In the debate over the right of same-sex marriage opponents to refuse working gay weddings, LGBT advocates have consistently emphasized that one person’s religion must never override someone else’s civil right to public accommodation. I’m OK with that.
But to me, the relevant aspect of the First Amendment is not the religious free-exercise clause – it’s the free-speech guarantee that everybody can proclaim their ideas however they want, with no government compulsion to express any particular opinion.
Same-sex marriage supporters have questioned how baking cakes or taking photographs is a celebration of someone else’s beliefs. Perhaps the following questions will demonstrate precisely how forcing marriage traditionalists to accommodate same-sex weddings makes them endorse another person’s viewpoint:
• Should it be legal for a baker who opposes gay marriage to write in icing on all the same-sex wedding cakes she bakes, “Marriage = One Man, One Woman” instead of “Mazel Tov Adam and Steve” or whatever?
• Could a photographer legally show up to a gay marriage wearing a large button emblazoned with the Bible verse from Leviticus 18:22 prohibiting same-sex relations?

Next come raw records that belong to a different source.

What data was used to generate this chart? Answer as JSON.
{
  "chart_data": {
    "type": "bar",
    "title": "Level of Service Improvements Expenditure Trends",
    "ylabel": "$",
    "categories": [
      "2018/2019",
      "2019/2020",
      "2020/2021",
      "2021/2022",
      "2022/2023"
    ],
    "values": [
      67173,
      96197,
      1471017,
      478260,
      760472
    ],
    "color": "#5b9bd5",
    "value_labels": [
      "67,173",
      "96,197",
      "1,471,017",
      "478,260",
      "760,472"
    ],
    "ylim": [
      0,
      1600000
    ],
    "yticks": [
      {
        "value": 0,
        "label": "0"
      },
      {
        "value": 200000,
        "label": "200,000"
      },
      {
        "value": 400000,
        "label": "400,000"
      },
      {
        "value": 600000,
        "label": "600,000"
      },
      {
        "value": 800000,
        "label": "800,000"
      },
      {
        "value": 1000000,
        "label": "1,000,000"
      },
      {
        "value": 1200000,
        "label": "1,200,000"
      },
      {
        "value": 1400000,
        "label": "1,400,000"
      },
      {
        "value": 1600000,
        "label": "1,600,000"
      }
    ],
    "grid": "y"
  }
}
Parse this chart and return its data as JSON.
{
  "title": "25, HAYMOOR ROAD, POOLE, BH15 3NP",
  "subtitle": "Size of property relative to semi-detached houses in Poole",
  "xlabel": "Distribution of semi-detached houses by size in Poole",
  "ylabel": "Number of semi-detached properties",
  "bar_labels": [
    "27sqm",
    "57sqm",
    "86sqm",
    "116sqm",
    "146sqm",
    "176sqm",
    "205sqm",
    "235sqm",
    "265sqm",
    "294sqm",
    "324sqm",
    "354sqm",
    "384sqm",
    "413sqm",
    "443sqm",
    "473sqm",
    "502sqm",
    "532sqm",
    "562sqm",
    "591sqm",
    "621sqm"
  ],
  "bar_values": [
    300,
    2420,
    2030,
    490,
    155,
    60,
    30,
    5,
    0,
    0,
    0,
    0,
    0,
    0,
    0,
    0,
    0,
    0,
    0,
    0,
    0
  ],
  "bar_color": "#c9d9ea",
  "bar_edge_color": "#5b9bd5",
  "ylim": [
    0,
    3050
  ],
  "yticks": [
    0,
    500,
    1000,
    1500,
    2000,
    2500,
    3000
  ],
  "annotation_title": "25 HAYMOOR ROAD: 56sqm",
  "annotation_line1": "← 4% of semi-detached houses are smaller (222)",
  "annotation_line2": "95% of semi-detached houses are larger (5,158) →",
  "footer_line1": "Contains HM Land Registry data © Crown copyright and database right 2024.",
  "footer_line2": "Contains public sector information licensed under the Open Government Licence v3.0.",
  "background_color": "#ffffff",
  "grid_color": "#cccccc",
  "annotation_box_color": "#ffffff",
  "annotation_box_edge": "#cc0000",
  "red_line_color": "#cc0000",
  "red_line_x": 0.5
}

• Must the government tolerate a Christian caterer asserting “This is not a real wedding” to every guest he serves?
• Could a wedding band change the lyrics of a song like “Born This Way” to “Not Born Gay,” or from “I’m Coming Out” to “Please Go Back In” with no statutory repercussions?
If LGBT supporters answer “no” to the above questions, then it becomes perfectly clear they are intent on silencing dissent, not equal public accommodations. If their answers are “yes,” then traditionalists have an easy out when a couple – or the government – forces them to celebrate an event they abhor: just follow one of the suggestions above.
I’m certainly not telling man-woman marriage supporters hired for gay weddings to shout “God Hates Fags!” during the ceremony. There’s no need to be nasty. But if same-sex couples learn more traditionally-minded contractors are prepared to do just that if compelled to work the event, their gay bookings will dry up quickly – which is precisely the point. Gay couples who don’t want their weddings ruined will have to find a vendor who doesn’t object to same-sex marriage.
But aren’t people obliged to fully honor contracts? Sure, but no business should be strong-armed into signing a contract that demands expression of any specific idea. And if a government does currently make every wedding vendor accept all commissions? Well, that’s a great argument for the recent controversial laws to protect people from being forced to serve gay weddings.